I've been worried about this anti-lawyer sentiment for years. Research consistently ranks attorneys at the bottom of trusted professionals, even below bankers and journalists, and a New York Times "Economix" blog, citing the Congressional Research Service, reported in 2012 that "... nearly two of every five United States senators is a lawyer, but the share is declining."
In that survey, lawyers account for 23.91 percent of today's House, down from a high of 42.56 percent in the 87th Congress (1961-62). The NYT story noted that "... today there are also about as many representatives who previously worked in banking and business as there are lawyers, with bankers and businessmen making up 21.38 percent of the House."
Certainly, the Iowa race will be well-funded and negative enough to field-test the anti-lawyer sentiment - and, by extension, the "education qualifications" trend. If, as some suggest, the lack of formal education is actually a bonus for Gov. Walker, we'll soon know.

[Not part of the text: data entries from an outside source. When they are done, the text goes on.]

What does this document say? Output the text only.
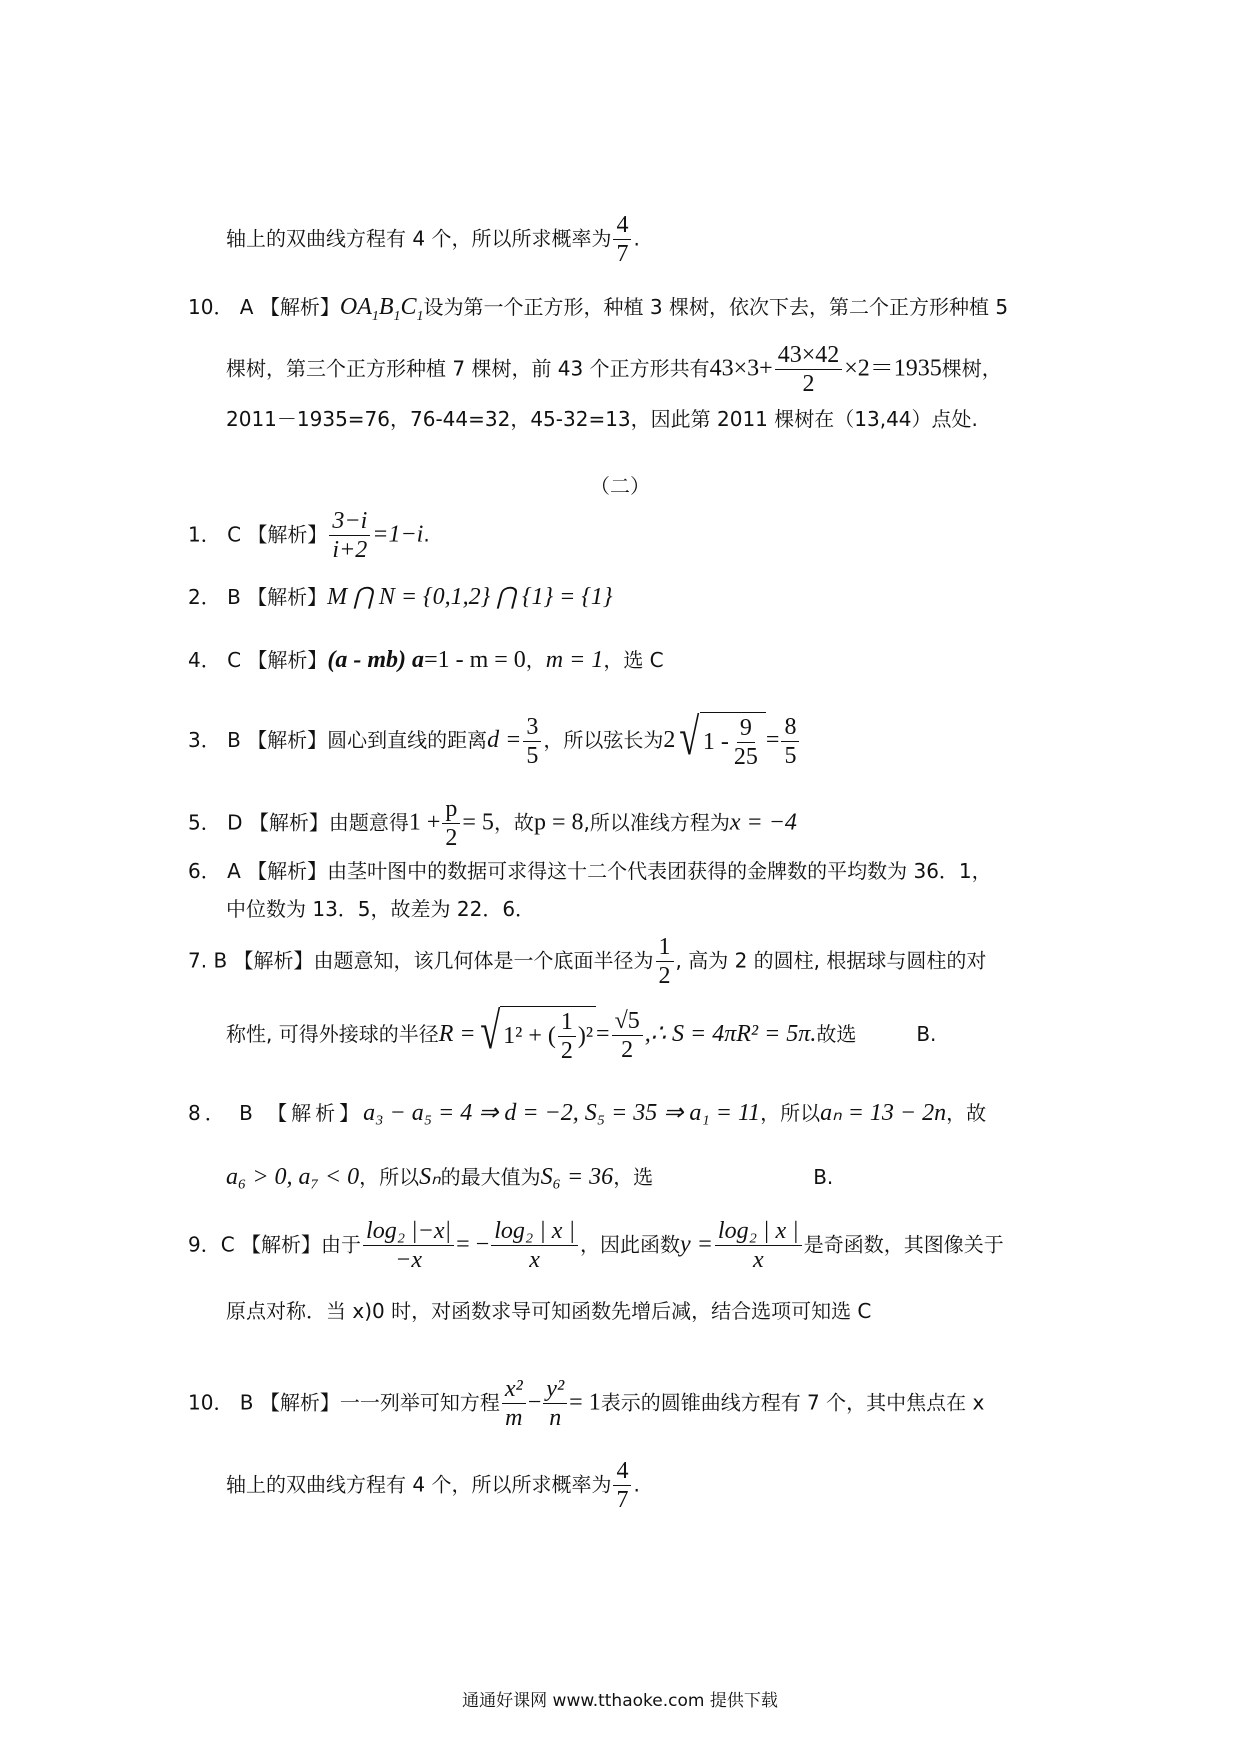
轴上的双曲线方程有 4 个，所以所求概率为 $\frac{4}{7}$ .
10． A 【解析】$OA_1B_1C_1$设为第一个正方形，种植 3 棵树，依次下去，第二个正方形种植 5
棵树，第三个正方形种植 7 棵树，前 43 个正方形共有$43\times 3+ \frac{43\times 42}{2} \times 2=1935$棵树，
2011－1935=76，76-44=32，45-32=13，因此第 2011 棵树在（13,44）点处.
（二）
1． C 【解析】 $\frac{3-i}{i+2} =1-i$.
2． B 【解析】M ⋂ N = {0,1,2} ⋂ {1} = {1}
4． C 【解析】(a - mb) a=1 - m = 0，m = 1，选 C
3． B 【解析】圆心到直线的距离$d = \frac{3}{5}$ ，所以弦长为2 √ $1 - \frac{9}{25} = \frac{8}{5}$
5． D 【解析】由题意得$1 + \frac{p}{2} = 5$，故p = 8,所以准线方程为x = −4
6． A 【解析】由茎叶图中的数据可求得这十二个代表团获得的金牌数的平均数为 36．1，
中位数为 13．5，故差为 22．6．
7. B 【解析】由题意知，该几何体是一个底面半径为 $\frac{1}{2}$ , 高为 2 的圆柱, 根据球与圆柱的对
称性, 可得外接球的半径R = √ 1² + ( $\frac{1}{2} )^2 = \frac{√5}{2}$ ,∴ S = 4πR² = 5π.故选	B.
8． B 【解析】a₃ − a₅ = 4 ⇒ d = −2, S₅ = 35 ⇒ a₁ = 11，所以aₙ = 13 − 2n，故
a₆ > 0, a₇ < 0，所以Sₙ的最大值为S₆ = 36，选	B.
9．C 【解析】由于 $\frac{\text{log₂ |−x|}}{-x}$ = − $\frac{\text{log₂ | x |}}{x}$ ，因此函数$y = \frac{\text{log₂ | x |}}{x}$ 是奇函数，其图像关于
原点对称．当 x)0 时，对函数求导可知函数先增后减，结合选项可知选 C
10． B 【解析】一一列举可知方程 $\frac{\text{x²}}{m} - \frac{\text{y²}}{n} = 1$表示的圆锥曲线方程有 7 个，其中焦点在 x
轴上的双曲线方程有 4 个，所以所求概率为 $\frac{4}{7}$ .
通通好课网 www.tthaoke.com 提供下载
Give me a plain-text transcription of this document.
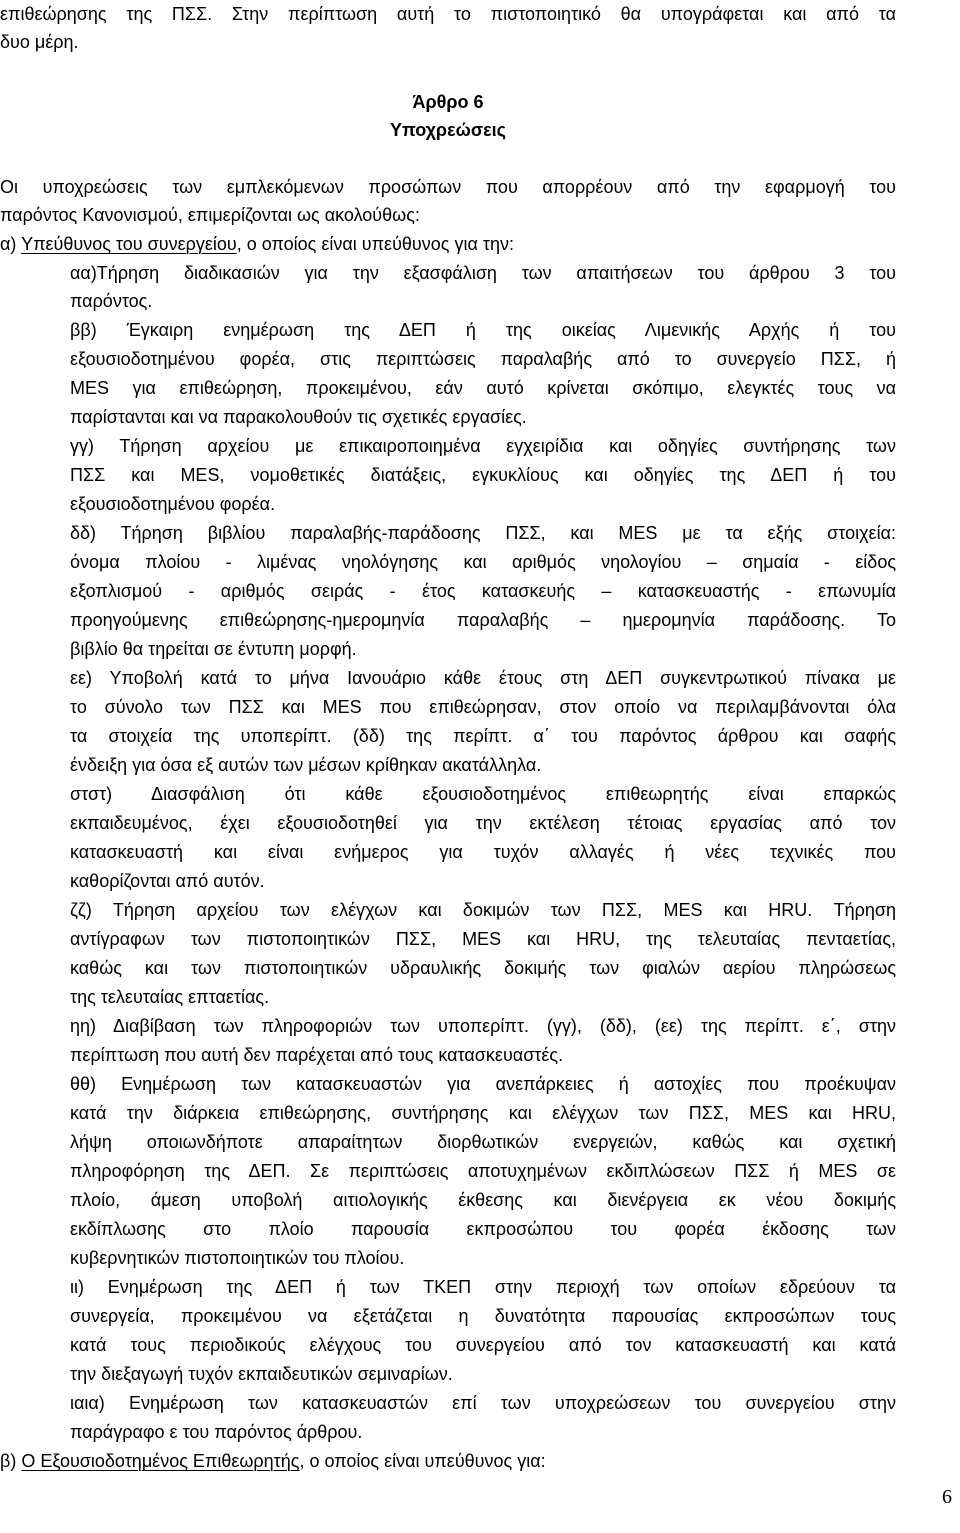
επιθεώρησης της ΠΣΣ. Στην περίπτωση αυτή το πιστοποιητικό θα υπογράφεται και από τα
δυο μέρη.
Άρθρο 6
Υποχρεώσεις
Οι υποχρεώσεις των εμπλεκόμενων προσώπων που απορρέουν από την εφαρμογή του
παρόντος Κανονισμού, επιμερίζονται ως ακολούθως:
α) Υπεύθυνος του συνεργείου, ο οποίος είναι υπεύθυνος για την:
αα)Τήρηση διαδικασιών για την εξασφάλιση των απαιτήσεων του άρθρου 3 του
παρόντος.
ββ) Έγκαιρη ενημέρωση της ΔΕΠ ή της οικείας Λιμενικής Αρχής ή του
εξουσιοδοτημένου φορέα, στις περιπτώσεις παραλαβής από το συνεργείο ΠΣΣ, ή
MES για επιθεώρηση, προκειμένου, εάν αυτό κρίνεται σκόπιμο, ελεγκτές τους να
παρίστανται και να παρακολουθούν τις σχετικές εργασίες.
γγ) Τήρηση αρχείου με επικαιροποιημένα εγχειρίδια και οδηγίες συντήρησης των
ΠΣΣ και MES, νομοθετικές διατάξεις, εγκυκλίους και οδηγίες της ΔΕΠ ή του
εξουσιοδοτημένου φορέα.
δδ) Τήρηση βιβλίου παραλαβής-παράδοσης ΠΣΣ, και MES με τα εξής στοιχεία:
όνομα πλοίου - λιμένας νηολόγησης και αριθμός νηολογίου – σημαία - είδος
εξοπλισμού - αριθμός σειράς - έτος κατασκευής – κατασκευαστής - επωνυμία
προηγούμενης επιθεώρησης-ημερομηνία παραλαβής – ημερομηνία παράδοσης. Το
βιβλίο θα τηρείται σε έντυπη μορφή.
εε) Υποβολή κατά το μήνα Ιανουάριο κάθε έτους στη ΔΕΠ συγκεντρωτικού πίνακα με
το σύνολο των ΠΣΣ και MES που επιθεώρησαν, στον οποίο να περιλαμβάνονται όλα
τα στοιχεία της υποπερίπτ. (δδ) της περίπτ. α΄ του παρόντος άρθρου και σαφής
ένδειξη για όσα εξ αυτών των μέσων κρίθηκαν ακατάλληλα.
στστ) Διασφάλιση ότι κάθε εξουσιοδοτημένος επιθεωρητής είναι επαρκώς
εκπαιδευμένος, έχει εξουσιοδοτηθεί για την εκτέλεση τέτοιας εργασίας από τον
κατασκευαστή και είναι ενήμερος για τυχόν αλλαγές ή νέες τεχνικές που
καθορίζονται από αυτόν.
ζζ) Τήρηση αρχείου των ελέγχων και δοκιμών των ΠΣΣ, MES και HRU. Τήρηση
αντίγραφων των πιστοποιητικών ΠΣΣ, MES και HRU, της τελευταίας πενταετίας,
καθώς και των πιστοποιητικών υδραυλικής δοκιμής των φιαλών αερίου πληρώσεως
της τελευταίας επταετίας.
ηη) Διαβίβαση των πληροφοριών των υποπερίπτ. (γγ), (δδ), (εε) της περίπτ. ε΄, στην
περίπτωση που αυτή δεν παρέχεται από τους κατασκευαστές.
θθ) Ενημέρωση των κατασκευαστών για ανεπάρκειες ή αστοχίες που προέκυψαν
κατά την διάρκεια επιθεώρησης, συντήρησης και ελέγχων των ΠΣΣ, MES και HRU,
λήψη οποιωνδήποτε απαραίτητων διορθωτικών ενεργειών, καθώς και σχετική
πληροφόρηση της ΔΕΠ. Σε περιπτώσεις αποτυχημένων εκδιπλώσεων ΠΣΣ ή MES σε
πλοίο, άμεση υποβολή αιτιολογικής έκθεσης και διενέργεια εκ νέου δοκιμής
εκδίπλωσης στο πλοίο παρουσία εκπροσώπου του φορέα έκδοσης των
κυβερνητικών πιστοποιητικών του πλοίου.
ιι) Ενημέρωση της ΔΕΠ ή των ΤΚΕΠ στην περιοχή των οποίων εδρεύουν τα
συνεργεία, προκειμένου να εξετάζεται η δυνατότητα παρουσίας εκπροσώπων τους
κατά τους περιοδικούς ελέγχους του συνεργείου από τον κατασκευαστή και κατά
την διεξαγωγή τυχόν εκπαιδευτικών σεμιναρίων.
ιαια) Ενημέρωση των κατασκευαστών επί των υποχρεώσεων του συνεργείου στην
παράγραφο ε του παρόντος άρθρου.
β) Ο Εξουσιοδοτημένος Επιθεωρητής, ο οποίος είναι υπεύθυνος για:
6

Still, notwithstanding all those lawyers in the family, I cling to a hope there's room for at least some formally trained legal folks in Congress. Along with a fair share of farmers, bankers, stay-at-home moms, business folks and what have you ... and maybe, someday, even the occasional website publisher?
Sara Corcoran Warner is publisher of the California Courts Monitor website, "Your Daily Ration of Civil Justice Rationing," and a frequent commentator on national legal policy and civil courts issues.